MODIFICATION AND WAIVER: This agreement constitutes the entire agreement between Customer and Meridian Life Science, Inc. and there are no understandings or representations of any kind except as herein expressly set forth.  Any alterations or modifications thereof shall be by mutual agreement of the parties and shall not be binding on Meridian Life Science, Inc. or Customer unless made in writing and agreed to by a duly authorized official of Meridian Life Science, Inc. and Customer.  No claim or right arising out of breach of this agreement can be discharged in whole or in part by waiver or renunciation of the claim or right unless the waiver or renunciation is in writing.

FORCE MAJEURE: Meridian Life Science, Inc. shall not be liable for any loss, damage, delay, changes in shipment, schedules or failure to deliver, whether arising in tort, contract or warranty, caused by accident, fires, strikes, riots, civil commotion, embargoes, failure of carriers, inability to obtain transportation facilities, foreign or local governmental requirements, acts of God, prior orders from customers or limitations on Meridian Life Science, Inc.’s or its suppliers’ production or any other causes of contingency beyond Meridian’s control.  In such event, Meridian Life Science, Inc. shall not be liable for any consequential, incidental or special damages to Customer.  Meridian Life Science, Inc. may, at its option and without liability, cancel all or any portion of this agreement and/or extend any date upon which performance hereunder is due.

EXPORT/IMPORT: Customer agrees that all applicable import and export control laws, regulations, orders and requirements, including without limitation those of the United States and the European Unions, and the jurisdictions in which Meridian Life Science, Inc. and Customer are established or from which items may be supplied, will apply to its receipt and use of goods and services. In no event shall Customer use, transfer, release, import, export or re-export goods or products in violation of such applicable laws, regulations, orders or requirements.

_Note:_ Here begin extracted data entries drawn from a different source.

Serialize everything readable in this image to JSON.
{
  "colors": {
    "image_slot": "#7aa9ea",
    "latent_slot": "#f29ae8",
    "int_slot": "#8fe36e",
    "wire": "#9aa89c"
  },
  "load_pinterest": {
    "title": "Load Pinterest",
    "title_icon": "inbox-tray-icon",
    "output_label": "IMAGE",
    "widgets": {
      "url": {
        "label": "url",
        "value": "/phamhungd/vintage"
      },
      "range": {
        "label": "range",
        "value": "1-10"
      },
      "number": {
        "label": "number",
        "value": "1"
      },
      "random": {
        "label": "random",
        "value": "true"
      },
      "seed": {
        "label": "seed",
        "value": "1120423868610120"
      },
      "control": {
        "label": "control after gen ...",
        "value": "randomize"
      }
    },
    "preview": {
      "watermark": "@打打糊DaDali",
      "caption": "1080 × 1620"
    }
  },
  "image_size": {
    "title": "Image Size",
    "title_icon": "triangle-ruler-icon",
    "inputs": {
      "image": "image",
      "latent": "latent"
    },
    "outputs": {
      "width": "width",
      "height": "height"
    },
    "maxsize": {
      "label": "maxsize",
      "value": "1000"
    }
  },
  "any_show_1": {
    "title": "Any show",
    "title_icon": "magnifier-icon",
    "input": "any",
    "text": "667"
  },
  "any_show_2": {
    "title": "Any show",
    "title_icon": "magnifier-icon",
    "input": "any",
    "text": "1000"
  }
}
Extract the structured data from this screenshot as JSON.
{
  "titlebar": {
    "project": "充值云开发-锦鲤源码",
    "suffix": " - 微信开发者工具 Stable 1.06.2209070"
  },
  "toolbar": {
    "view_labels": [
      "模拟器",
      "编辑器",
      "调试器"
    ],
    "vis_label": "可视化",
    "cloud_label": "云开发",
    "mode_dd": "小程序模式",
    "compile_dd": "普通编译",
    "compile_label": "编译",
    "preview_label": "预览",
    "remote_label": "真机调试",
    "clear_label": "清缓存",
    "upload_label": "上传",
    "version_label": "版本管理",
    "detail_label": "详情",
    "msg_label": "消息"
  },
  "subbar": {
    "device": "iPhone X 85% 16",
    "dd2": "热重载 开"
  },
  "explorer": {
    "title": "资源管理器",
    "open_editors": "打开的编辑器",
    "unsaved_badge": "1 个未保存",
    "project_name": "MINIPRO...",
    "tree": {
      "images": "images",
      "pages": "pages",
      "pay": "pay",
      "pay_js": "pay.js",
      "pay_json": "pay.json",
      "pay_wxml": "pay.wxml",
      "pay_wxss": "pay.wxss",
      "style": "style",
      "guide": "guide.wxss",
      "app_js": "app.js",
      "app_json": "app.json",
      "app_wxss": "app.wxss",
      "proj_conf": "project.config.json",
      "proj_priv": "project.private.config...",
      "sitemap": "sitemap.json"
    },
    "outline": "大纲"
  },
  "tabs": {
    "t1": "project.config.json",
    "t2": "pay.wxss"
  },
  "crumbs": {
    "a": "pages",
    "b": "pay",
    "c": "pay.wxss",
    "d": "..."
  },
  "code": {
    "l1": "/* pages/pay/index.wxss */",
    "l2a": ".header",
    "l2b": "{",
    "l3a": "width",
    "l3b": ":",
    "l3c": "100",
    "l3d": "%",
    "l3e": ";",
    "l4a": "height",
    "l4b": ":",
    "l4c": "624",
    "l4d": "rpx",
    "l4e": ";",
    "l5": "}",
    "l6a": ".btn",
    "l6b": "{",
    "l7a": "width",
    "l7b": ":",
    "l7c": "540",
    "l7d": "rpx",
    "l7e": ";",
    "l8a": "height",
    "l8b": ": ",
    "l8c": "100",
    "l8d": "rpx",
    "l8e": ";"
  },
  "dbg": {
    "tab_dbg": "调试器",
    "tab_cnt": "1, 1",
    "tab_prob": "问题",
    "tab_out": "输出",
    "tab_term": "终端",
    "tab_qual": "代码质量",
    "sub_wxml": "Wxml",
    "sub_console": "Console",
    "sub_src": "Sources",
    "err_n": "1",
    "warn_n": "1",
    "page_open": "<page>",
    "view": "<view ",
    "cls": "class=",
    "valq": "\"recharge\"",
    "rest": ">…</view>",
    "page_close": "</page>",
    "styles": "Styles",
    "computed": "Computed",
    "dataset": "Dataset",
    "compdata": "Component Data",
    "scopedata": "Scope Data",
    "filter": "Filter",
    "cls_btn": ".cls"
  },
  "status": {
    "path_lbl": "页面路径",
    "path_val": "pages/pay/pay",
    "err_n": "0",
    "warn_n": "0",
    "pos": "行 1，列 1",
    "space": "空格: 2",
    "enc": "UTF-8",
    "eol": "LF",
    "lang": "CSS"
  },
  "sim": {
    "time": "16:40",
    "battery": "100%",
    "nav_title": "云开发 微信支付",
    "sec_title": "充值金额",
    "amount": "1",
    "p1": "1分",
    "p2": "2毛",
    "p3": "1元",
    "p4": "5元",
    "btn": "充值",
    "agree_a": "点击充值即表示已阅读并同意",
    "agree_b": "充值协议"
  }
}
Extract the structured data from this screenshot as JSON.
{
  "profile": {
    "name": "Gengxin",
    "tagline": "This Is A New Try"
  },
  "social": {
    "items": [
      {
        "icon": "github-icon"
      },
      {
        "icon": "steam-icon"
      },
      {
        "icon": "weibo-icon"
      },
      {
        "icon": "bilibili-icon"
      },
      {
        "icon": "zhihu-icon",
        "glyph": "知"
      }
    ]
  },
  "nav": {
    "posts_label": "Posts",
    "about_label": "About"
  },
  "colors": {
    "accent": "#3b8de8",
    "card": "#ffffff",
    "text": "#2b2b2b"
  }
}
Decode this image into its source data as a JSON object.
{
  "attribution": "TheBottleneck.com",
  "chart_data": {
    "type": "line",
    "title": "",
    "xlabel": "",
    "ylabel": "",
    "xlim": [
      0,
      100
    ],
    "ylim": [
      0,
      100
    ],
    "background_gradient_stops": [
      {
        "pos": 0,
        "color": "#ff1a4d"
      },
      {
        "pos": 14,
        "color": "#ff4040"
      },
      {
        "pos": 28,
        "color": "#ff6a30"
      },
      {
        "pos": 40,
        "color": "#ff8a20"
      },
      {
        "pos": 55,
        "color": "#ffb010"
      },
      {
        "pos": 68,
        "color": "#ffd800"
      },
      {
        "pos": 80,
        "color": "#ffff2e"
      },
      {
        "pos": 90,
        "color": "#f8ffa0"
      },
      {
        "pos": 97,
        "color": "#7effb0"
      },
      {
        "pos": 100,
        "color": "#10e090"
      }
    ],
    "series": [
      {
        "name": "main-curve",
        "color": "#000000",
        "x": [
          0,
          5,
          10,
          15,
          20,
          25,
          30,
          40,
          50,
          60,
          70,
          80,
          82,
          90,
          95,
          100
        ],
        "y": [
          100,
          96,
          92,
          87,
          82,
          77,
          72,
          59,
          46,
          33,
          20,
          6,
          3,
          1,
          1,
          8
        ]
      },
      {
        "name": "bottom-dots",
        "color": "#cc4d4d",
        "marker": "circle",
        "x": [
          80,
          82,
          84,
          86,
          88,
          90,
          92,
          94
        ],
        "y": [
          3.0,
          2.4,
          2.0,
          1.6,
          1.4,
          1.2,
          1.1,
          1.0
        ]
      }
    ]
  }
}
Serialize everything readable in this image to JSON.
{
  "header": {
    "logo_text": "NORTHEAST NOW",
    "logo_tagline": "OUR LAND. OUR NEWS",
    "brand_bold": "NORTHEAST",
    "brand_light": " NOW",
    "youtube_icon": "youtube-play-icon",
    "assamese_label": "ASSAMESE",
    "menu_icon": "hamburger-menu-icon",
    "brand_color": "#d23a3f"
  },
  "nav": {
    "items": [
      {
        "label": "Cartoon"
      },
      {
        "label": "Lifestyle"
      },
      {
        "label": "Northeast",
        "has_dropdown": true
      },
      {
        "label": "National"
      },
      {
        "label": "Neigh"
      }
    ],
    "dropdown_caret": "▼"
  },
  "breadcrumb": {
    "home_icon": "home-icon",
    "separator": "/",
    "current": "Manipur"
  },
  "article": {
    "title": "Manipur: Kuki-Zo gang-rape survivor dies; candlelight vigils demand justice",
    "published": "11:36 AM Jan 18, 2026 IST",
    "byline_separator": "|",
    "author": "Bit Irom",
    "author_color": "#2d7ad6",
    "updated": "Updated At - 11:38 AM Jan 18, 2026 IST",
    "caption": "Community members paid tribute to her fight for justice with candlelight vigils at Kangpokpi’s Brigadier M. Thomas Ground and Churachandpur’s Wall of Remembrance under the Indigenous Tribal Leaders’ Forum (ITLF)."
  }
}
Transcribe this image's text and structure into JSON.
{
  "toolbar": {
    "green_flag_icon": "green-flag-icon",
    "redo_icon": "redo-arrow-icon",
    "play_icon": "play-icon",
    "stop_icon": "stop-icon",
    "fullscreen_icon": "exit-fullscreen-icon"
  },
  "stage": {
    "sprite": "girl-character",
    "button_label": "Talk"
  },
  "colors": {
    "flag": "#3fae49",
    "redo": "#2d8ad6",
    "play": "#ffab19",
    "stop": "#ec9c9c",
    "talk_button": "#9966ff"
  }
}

TAXES: Unless otherwise specifically provided for on the front side hereof the price for the goods purchased is net of sales, use, excise or similar taxes, whether federal, state, or local.  The amount of any such taxes applicable to the goods shall be paid by Customer unless Customer provides Meridian Life Science, Inc. with a valid exemption certificate acceptable to Meridian Life Science, Inc. and the appropriate taxing authority.  All orders are subject to an increase in price in the event any federal or state legislation, including tax legislation, comes into effect and increase the cost of production of any goods purchased.  Such price increase shall not be greater than the increased cost of production.